Below are some formats of equations for which general strategies are known. Note that the letter $f$ is no longer used for the solution function but may be used for other functions:

Equation type Quick summary of solution strategy
first-order linear differential equation which in simplified form looks like $y' + p(x)y = q(x)$ Use the integrating factor $e^{H(x)}$ where $H'=p$. The general solution is $y = Ce^{-H(x)} + e^{-H(x)}\int p(x)e^{H(x)} \, dx$
separable differential equation which is of the form $y' = f(x)g(y)$ (any first-order first-degree autonomous differential equation is separable, though there are separable differential equations that aren't autonomous) Separate and solve as $\int \frac{dy}{g(y)} = \int f(x) \, dx$. Also find solutions corresponding to $y = k$ where $g(k) = 0$.

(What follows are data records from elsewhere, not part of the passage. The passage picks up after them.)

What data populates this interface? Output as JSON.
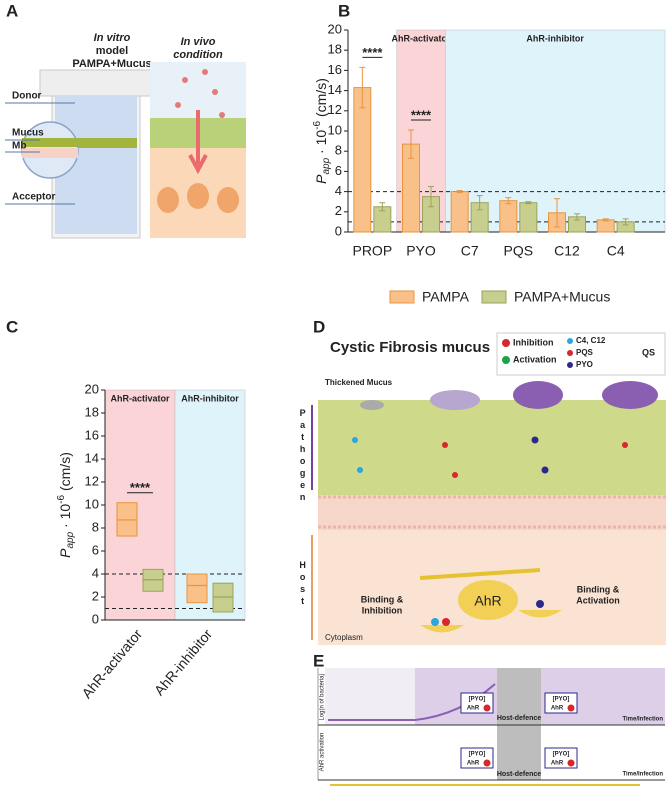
{
  "panel_labels": [
    "A",
    "B",
    "C",
    "D",
    "E"
  ],
  "panel_a": {
    "in_vitro": [
      "In vitro",
      "model",
      "PAMPA+Mucus"
    ],
    "in_vivo": [
      "In vivo",
      "condition"
    ],
    "labels": [
      "Donor",
      "Mucus",
      "Mb",
      "Acceptor"
    ]
  },
  "chart_data": [
    {
      "type": "bar",
      "y_label": {
        "main": "P",
        "sub": "app",
        "mid": " · 10",
        "sup": "-6",
        "unit": " (cm/s)"
      },
      "categories": [
        "PROP",
        "PYO",
        "C7",
        "PQS",
        "C12",
        "C4"
      ],
      "series": [
        {
          "name": "PAMPA",
          "color": "#f9c089",
          "stroke": "#e8953f",
          "values": [
            14.3,
            8.7,
            4.0,
            3.1,
            1.9,
            1.2
          ],
          "errors": [
            2.0,
            1.4,
            0.1,
            0.3,
            1.4,
            0.1
          ]
        },
        {
          "name": "PAMPA+Mucus",
          "color": "#c8cf8e",
          "stroke": "#9aa35a",
          "values": [
            2.5,
            3.5,
            2.9,
            2.9,
            1.5,
            1.0
          ],
          "errors": [
            0.4,
            1.0,
            0.7,
            0.1,
            0.3,
            0.3
          ]
        }
      ],
      "regions": [
        {
          "label": "AhR-activator",
          "start": "PYO",
          "end": "PYO",
          "color": "#fad4d6",
          "text_color": "#b3202b"
        },
        {
          "label": "AhR-inhibitor",
          "start": "C7",
          "end": "C4",
          "color": "#dff3fb",
          "text_color": "#1f3f9e"
        }
      ],
      "annotations": [
        {
          "text": "****",
          "category": "PROP"
        },
        {
          "text": "****",
          "category": "PYO"
        }
      ],
      "hlines": [
        4,
        1
      ],
      "ylim": [
        0,
        20
      ],
      "yticks": [
        0,
        2,
        4,
        6,
        8,
        10,
        12,
        14,
        16,
        18,
        20
      ],
      "grid": false,
      "legend": "bottom"
    },
    {
      "type": "box",
      "y_label": {
        "main": "P",
        "sub": "app",
        "mid": " · 10",
        "sup": "-6",
        "unit": " (cm/s)"
      },
      "categories": [
        "AhR-activator",
        "AhR-inhibitor"
      ],
      "series": [
        {
          "name": "PAMPA",
          "color": "#f9c089",
          "stroke": "#e8953f",
          "low": [
            7.3,
            1.5
          ],
          "high": [
            10.2,
            4.0
          ],
          "median": [
            8.7,
            3.0
          ]
        },
        {
          "name": "PAMPA+Mucus",
          "color": "#c8cf8e",
          "stroke": "#9aa35a",
          "low": [
            2.5,
            0.7
          ],
          "high": [
            4.4,
            3.2
          ],
          "median": [
            3.5,
            2.0
          ]
        }
      ],
      "regions": [
        {
          "label": "AhR-activator",
          "start": "AhR-activator",
          "end": "AhR-activator",
          "color": "#fad4d6",
          "text_color": "#b3202b"
        },
        {
          "label": "AhR-inhibitor",
          "start": "AhR-inhibitor",
          "end": "AhR-inhibitor",
          "color": "#dff3fb",
          "text_color": "#1f3f9e"
        }
      ],
      "annotations": [
        {
          "text": "****",
          "category": "AhR-activator"
        }
      ],
      "hlines": [
        4,
        1
      ],
      "ylim": [
        0,
        20
      ],
      "yticks": [
        0,
        2,
        4,
        6,
        8,
        10,
        12,
        14,
        16,
        18,
        20
      ],
      "grid": false
    }
  ],
  "panel_d": {
    "title": "Cystic Fibrosis mucus",
    "legend": {
      "inhibition": "Inhibition",
      "activation": "Activation",
      "c4c12": "C4, C12",
      "pqs": "PQS",
      "pyo": "PYO",
      "qs": "QS"
    },
    "thickened": "Thickened Mucus",
    "pathogen": "Pathogen",
    "host": "Host",
    "binding_inhibition": [
      "Binding &",
      "Inhibition"
    ],
    "binding_activation": [
      "Binding &",
      "Activation"
    ],
    "ahr": "AhR",
    "cytoplasm": "Cytoplasm"
  },
  "panel_e": {
    "top_axis": "Log(n of bacteria)",
    "bottom_axis": "AhR activation",
    "host_defence": "Host-defence",
    "pyo": "[PYO]",
    "ahr": "AhR",
    "time": "Time/Infection"
  }
}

first-order exact differential equation $F(x,y,y') = 0$ Try to find a relation $R(x,y)$ such that $F(x,y,y') = \frac{d}{dx}[R(x,y)]$ using implicit differentiation. Finding the $R$, even if it does exist, can be tricky.
Bernoulli differential equation $y' + p(x)y = q(x)y^n$ ( $n \ne 0,1$) Divide both sides by $y^n$ (set aside possible stationary solution $y = 0$), then substitute $w = 1/y^{n-1}$ to get a first-order linear differential equation with dependent variable $w$ and independent variable $x$.